3. L'arrêté attaqué comporte les considérations de droit et de fait qui en constituent le fondement. Si Mme A fait valoir que l'arrêté litigieux ne fait pas état de la demande dont elle a saisi le préfet en mars 2021, cette demande ne remettait pas en cause le fait qu'elle se trouvait dans l'un des cas prévus par le 6° du I de l'article L. 511-1 du code de l'entrée et du séjour des étrangers et du droit d'asile alors en vigueur permettant à l'autorité préfectorale de prendre une mesure d'obligation de quitter le territoire français à son encontre ni ne comportait d'élément déterminant nouveau relatif à sa situation personnelle dont le préfet n'aurait pas tenu compte dans l'arrêté. Il s'ensuit que les moyens tirés de l'insuffisante motivation de l'arrêté attaqué et du défaut d'examen particulier de la situation de Mme A doivent être écartés.

4. Si Mme A fait valoir que ses trois enfants nés en 2012, 2014 et 2017 sont scolarisés en maternelle et en primaire, la requérante ne justifie d'aucune attache familiale ni ne fait état de liens personnels stables qu'elle aurait tissés sur le territoire national depuis son entrée en France. Il ne ressort pas davantage des pièces du dossier qu'elle serait insérée sur le plan professionnel. Dans ces conditions, et alors qu'elle a vécu en Angola jusqu'à ses vingt-six ans, et qu'elle ne justifiait que de quatre années de présence en France en qualité de demandeuse d'asile, l'arrêté en litige n'a pas porté à son droit au respect de sa vie privée et familiale, protégé par l'article 8 de la convention européenne de sauvegarde des droits de l'homme et des libertés fondamentales, une atteinte disproportionnée au regard des buts en vue desquels il a été pris.

5. Mme A reprend au soutien de ses conclusions dirigées contre la décision fixant le pays de destination le moyen tiré de la violation de l'article 3 de la convention européenne de sauvegarde des droits de l'homme et des libertés fondamentales sans apporter le moindre élément nouveau ni critiquer la réponse qui lui a été apportée par le jugement attaqué. Ce moyen doit être écarté par adoption des motifs retenus à bon droit par les premiers juges.

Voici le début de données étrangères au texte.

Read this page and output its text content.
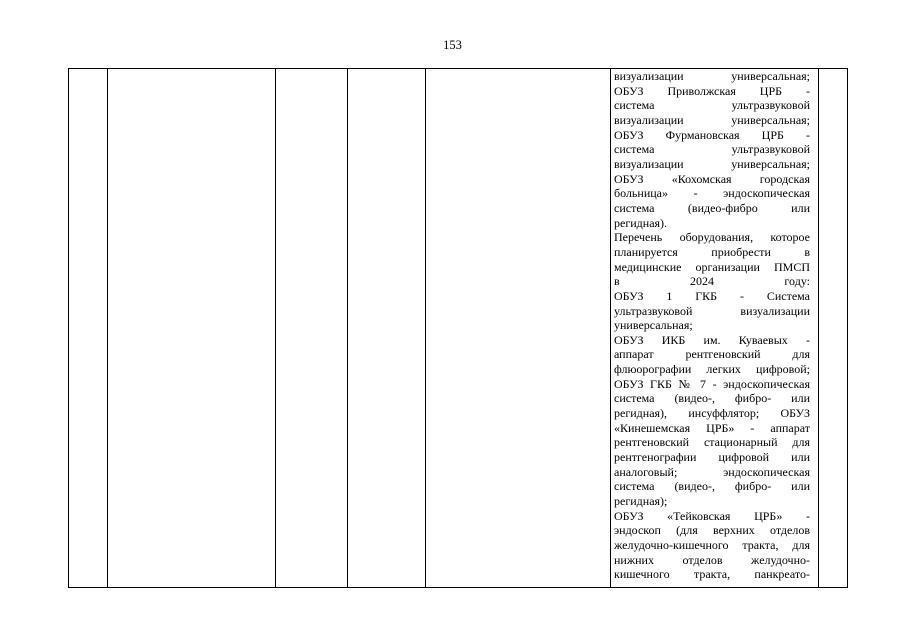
153
визуализации универсальная;
ОБУЗ Приволжская ЦРБ -
система ультразвуковой
визуализации универсальная;
ОБУЗ Фурмановская ЦРБ -
система ультразвуковой
визуализации универсальная;
ОБУЗ «Кохомская городская
больница» - эндоскопическая
система (видео-фибро или
регидная).
Перечень оборудования, которое
планируется приобрести в
медицинские организации ПМСП
в 2024 году:
ОБУЗ 1 ГКБ - Система
ультразвуковой визуализации
универсальная;
ОБУЗ ИКБ им. Куваевых -
аппарат рентгеновский для
флюорографии легких цифровой;
ОБУЗ ГКБ № 7 - эндоскопическая
система (видео-, фибро- или
регидная), инсуффлятор; ОБУЗ
«Кинешемская ЦРБ» - аппарат
рентгеновский стационарный для
рентгенографии цифровой или
аналоговый; эндоскопическая
система (видео-, фибро- или
регидная);
ОБУЗ «Тейковская ЦРБ» -
эндоскоп (для верхних отделов
желудочно-кишечного тракта, для
нижних отделов желудочно-
кишечного тракта, панкреато-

6. Il résulte de tout ce qui précède que Mme A n'est pas fondée à soutenir que c'est à tort que, par le jugement attaqué, le tribunal administratif de Rennes a rejeté sa demande. Par voie de conséquence, ses conclusions à fin d'injonction ainsi que la demande présentée au titre des articles L. 761-1 du code de justice administrative et 37 de la loi du 10 juillet 1991 doivent être rejetées.

DECIDE :

Article 1er : La requête de Mme A est rejetée.

Article 2 : Le présent arrêt sera notifié à Mme C A et au ministre de l'intérieur et des outre-mer.

Une copie sera transmise, pour information, au préfet des Côtes-d'Armor.

Délibéré après l'audience du 19 janvier 2023, à laquelle siégeaient :

- Mme Brisson, président,

- Mme Lellouch, première conseillère,

- M. Catroux, premier conseiller.

Rendu public par mise à disposition au greffe le 3 février 2023.

La rapporteure,

J. B

La présidente,

C Brisson

La greffière,

A. Martin

La République mande et ordonne au ministre de l'intérieur et des outre-mer, en ce qui le concerne, et à tous commissaires de justice à ce requis en ce qui concerne les voies de droit commun contre les parties privées, de pourvoir à l'exécution de la présente décision.